The storm came through, all right, but apart from ripping the end off our Spanish courtesy flag, did no damage, though we all three were up several times, woken by a change in the note of the wind, or the grating sound as Tomia was swept to the end of her anchor scope, before bouncing back into the teeth of another gust. Today the storm is tearing up the English Channel, causing floods and rain storms. So to anybody in England who thinks we’ve escaped the terrible summer – we’ve had it just like you, just a couple of days earlier.
Richard has asked that I stop singing his praises as chief tidier, washer-up and polisher, as he is modest, self-effacing sort of a chap. Here is a criticism to balance things out – he has read this blog thoroughly, and as a result, we cannot tell him about our adventures, because he knows everything already!

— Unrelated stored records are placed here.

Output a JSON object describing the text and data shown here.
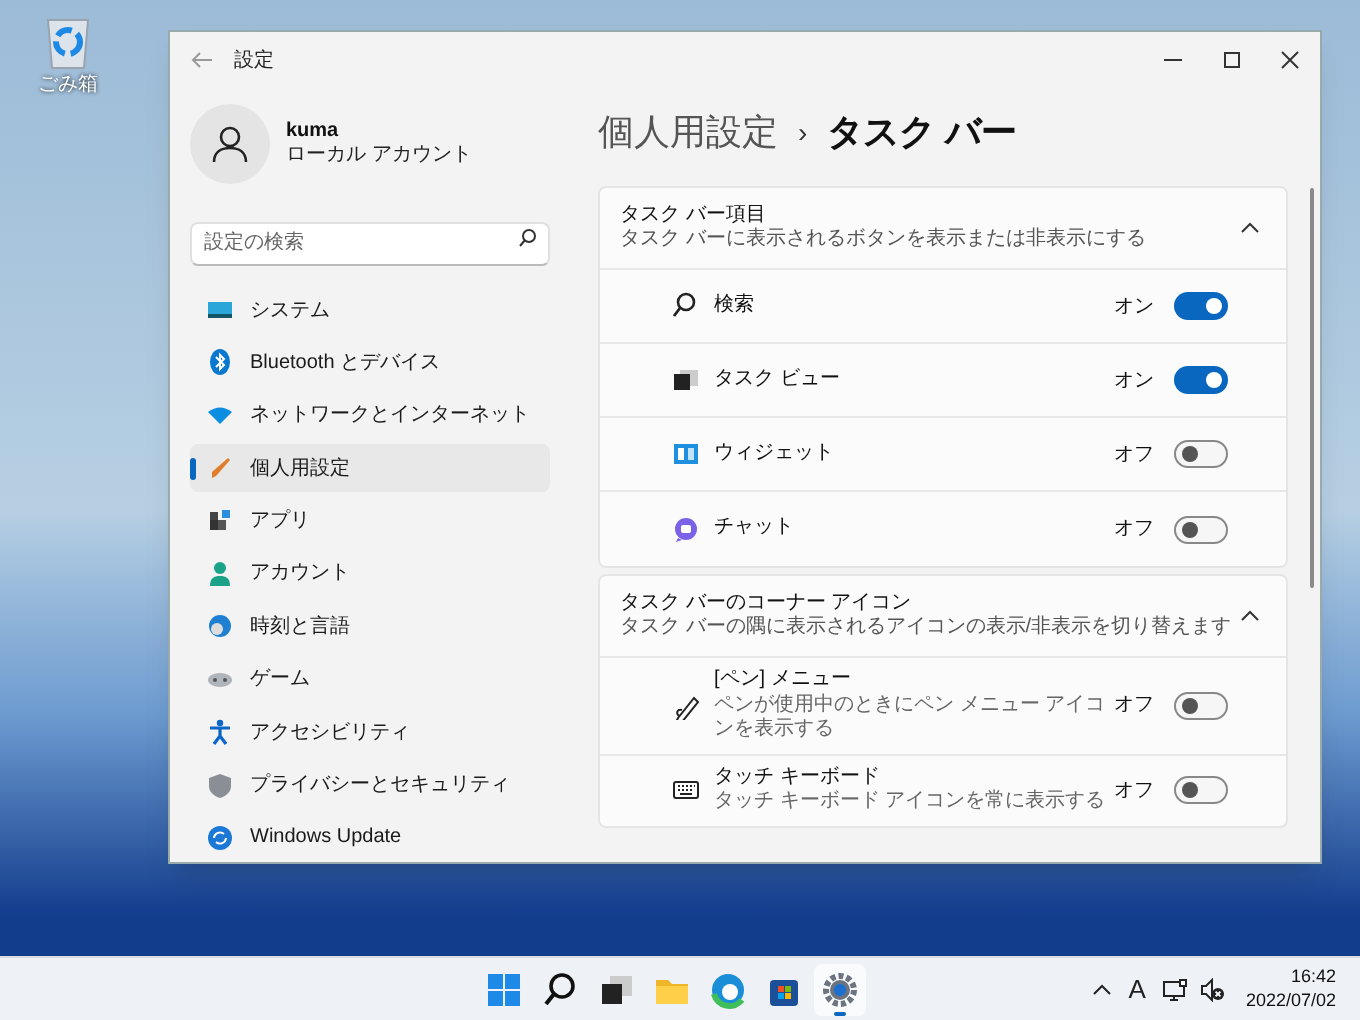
{
  "desktop_icons": [
    {
      "label": "ごみ箱"
    }
  ],
  "window": {
    "title": "設定"
  },
  "user": {
    "name": "kuma",
    "account_type": "ローカル アカウント"
  },
  "search": {
    "placeholder": "設定の検索"
  },
  "sidebar": {
    "items": [
      {
        "label": "システム",
        "selected": false
      },
      {
        "label": "Bluetooth とデバイス",
        "selected": false
      },
      {
        "label": "ネットワークとインターネット",
        "selected": false
      },
      {
        "label": "個人用設定",
        "selected": true
      },
      {
        "label": "アプリ",
        "selected": false
      },
      {
        "label": "アカウント",
        "selected": false
      },
      {
        "label": "時刻と言語",
        "selected": false
      },
      {
        "label": "ゲーム",
        "selected": false
      },
      {
        "label": "アクセシビリティ",
        "selected": false
      },
      {
        "label": "プライバシーとセキュリティ",
        "selected": false
      },
      {
        "label": "Windows Update",
        "selected": false
      }
    ]
  },
  "breadcrumb": {
    "parent": "個人用設定",
    "separator": "›",
    "current": "タスク バー"
  },
  "sections": [
    {
      "title": "タスク バー項目",
      "subtitle": "タスク バーに表示されるボタンを表示または非表示にする",
      "expanded": true,
      "items": [
        {
          "label": "検索",
          "state_text": "オン",
          "on": true
        },
        {
          "label": "タスク ビュー",
          "state_text": "オン",
          "on": true
        },
        {
          "label": "ウィジェット",
          "state_text": "オフ",
          "on": false
        },
        {
          "label": "チャット",
          "state_text": "オフ",
          "on": false
        }
      ]
    },
    {
      "title": "タスク バーのコーナー アイコン",
      "subtitle": "タスク バーの隅に表示されるアイコンの表示/非表示を切り替えます",
      "expanded": true,
      "items": [
        {
          "label": "[ペン] メニュー",
          "description": "ペンが使用中のときにペン メニュー アイコンを表示する",
          "state_text": "オフ",
          "on": false
        },
        {
          "label": "タッチ キーボード",
          "description": "タッチ キーボード アイコンを常に表示する",
          "state_text": "オフ",
          "on": false
        }
      ]
    }
  ],
  "taskbar": {
    "apps": [
      {
        "selected": false
      },
      {
        "selected": false
      },
      {
        "selected": false
      },
      {
        "selected": false
      },
      {
        "selected": false
      },
      {
        "selected": false
      },
      {
        "selected": true
      }
    ],
    "ime": "A",
    "time": "16:42",
    "date": "2022/07/02"
  }
}
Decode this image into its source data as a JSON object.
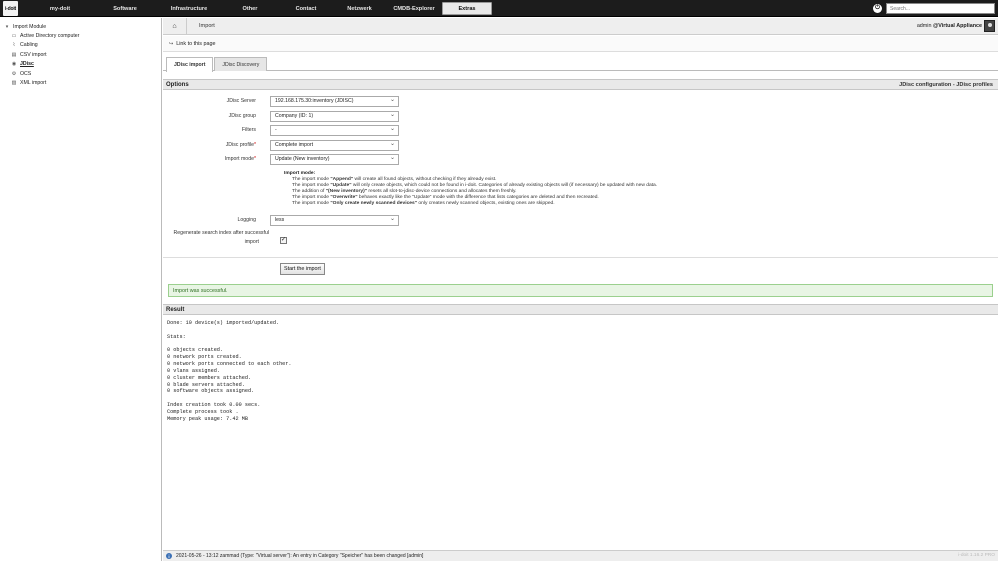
{
  "topbar": {
    "logo": "i-doit",
    "nav": [
      {
        "label": "my-doit",
        "width": 66
      },
      {
        "label": "Software",
        "width": 64
      },
      {
        "label": "Infrastructure",
        "width": 64
      },
      {
        "label": "Other",
        "width": 58
      },
      {
        "label": "Contact",
        "width": 54
      },
      {
        "label": "Netzwerk",
        "width": 53
      },
      {
        "label": "CMDB-Explorer",
        "width": 56
      },
      {
        "label": "Extras",
        "width": 50
      }
    ],
    "active_index": 7,
    "search_placeholder": "Search...",
    "power_icon": "power-icon"
  },
  "tree": [
    {
      "label": "Import Module",
      "icon": "folder-open-icon",
      "glyph": "▾",
      "level": "root"
    },
    {
      "label": "Active Directory computer",
      "icon": "computer-icon",
      "glyph": "▭",
      "level": "child"
    },
    {
      "label": "Cabling",
      "icon": "cable-icon",
      "glyph": "⌇",
      "level": "child"
    },
    {
      "label": "CSV import",
      "icon": "csv-icon",
      "glyph": "▤",
      "level": "child"
    },
    {
      "label": "JDisc",
      "icon": "jdisc-icon",
      "glyph": "◉",
      "level": "child",
      "current": true
    },
    {
      "label": "OCS",
      "icon": "ocs-icon",
      "glyph": "⚙",
      "level": "child"
    },
    {
      "label": "XML import",
      "icon": "xml-icon",
      "glyph": "▨",
      "level": "child"
    }
  ],
  "breadcrumb": {
    "home_icon": "home-icon",
    "item": "Import",
    "user": "admin",
    "tenant": "@Virtual Appliance"
  },
  "link_row": {
    "label": "Link to this page"
  },
  "tabs": [
    {
      "label": "JDisc import",
      "active": true
    },
    {
      "label": "JDisc Discovery",
      "active": false
    }
  ],
  "options": {
    "title": "Options",
    "right_title": "JDisc configuration - JDisc profiles",
    "fields": [
      {
        "label": "JDisc Server",
        "value": "192.168.175.30:inventory (JDISC)",
        "required": false
      },
      {
        "label": "JDisc group",
        "value": "Company (ID: 1)",
        "required": false
      },
      {
        "label": "Filters",
        "value": "-",
        "required": false
      },
      {
        "label": "JDisc profile",
        "value": "Complete import",
        "required": true
      },
      {
        "label": "Import mode",
        "value": "Update (New inventory)",
        "required": true
      }
    ],
    "help": {
      "heading": "Import mode:",
      "lines": [
        [
          "The import mode ",
          "\"Append\"",
          " will create all found objects, without checking if they already exist."
        ],
        [
          "The import mode ",
          "\"Update\"",
          " will only create objects, which could not be found in i-doit. Categories of already existing objects will (if necessary) be updated with new data."
        ],
        [
          "The addition of ",
          "\"(New inventory)\"",
          " resets all slot-to-jdisc-device connections and allocates them freshly."
        ],
        [
          "The import mode ",
          "\"Overwrite\"",
          " behaves exactly like the \"Update\" mode with the difference that lists categories are deleted and then recreated."
        ],
        [
          "The import mode ",
          "\"Only create newly scanned devices\"",
          " only creates newly scanned objects, existing ones are skipped."
        ]
      ]
    },
    "logging": {
      "label": "Logging",
      "value": "less"
    },
    "regenerate": {
      "line1": "Regenerate search index after successful",
      "line2": "import",
      "checked_glyph": "✓"
    },
    "start_button": "Start the import"
  },
  "success_message": "Import was successful.",
  "result": {
    "title": "Result",
    "text": "Done: 10 device(s) imported/updated.\n\nStats:\n\n0 objects created.\n0 network ports created.\n0 network ports connected to each other.\n0 vlans assigned.\n0 cluster members attached.\n0 blade servers attached.\n0 software objects assigned.\n\nIndex creation took 0.00 secs.\nComplete process took .\nMemory peak usage: 7.42 MB"
  },
  "statusbar": {
    "message": "2021-05-26 - 13:12 zammad (Type: \"Virtual server\"): An entry in Category \"Speicher\" has been changed [admin]",
    "version": "i-doit 1.16.2 PRO"
  }
}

During the course of yesterday we passed from Spanish to Portuguese waters. In Viana do Castelo, last night’s stop, we found we had become more Spanish than we realised over the past month; setting out for supper at 10.30, a time that would find restaurants a scant 20 miles to the north in full swing, we found ourselves the last guests, with waiters sweeping up around us as we ate pudding. Now I have to shake all the Spanish vocabulary out, and start replacing it agora mesmo with Portuguese.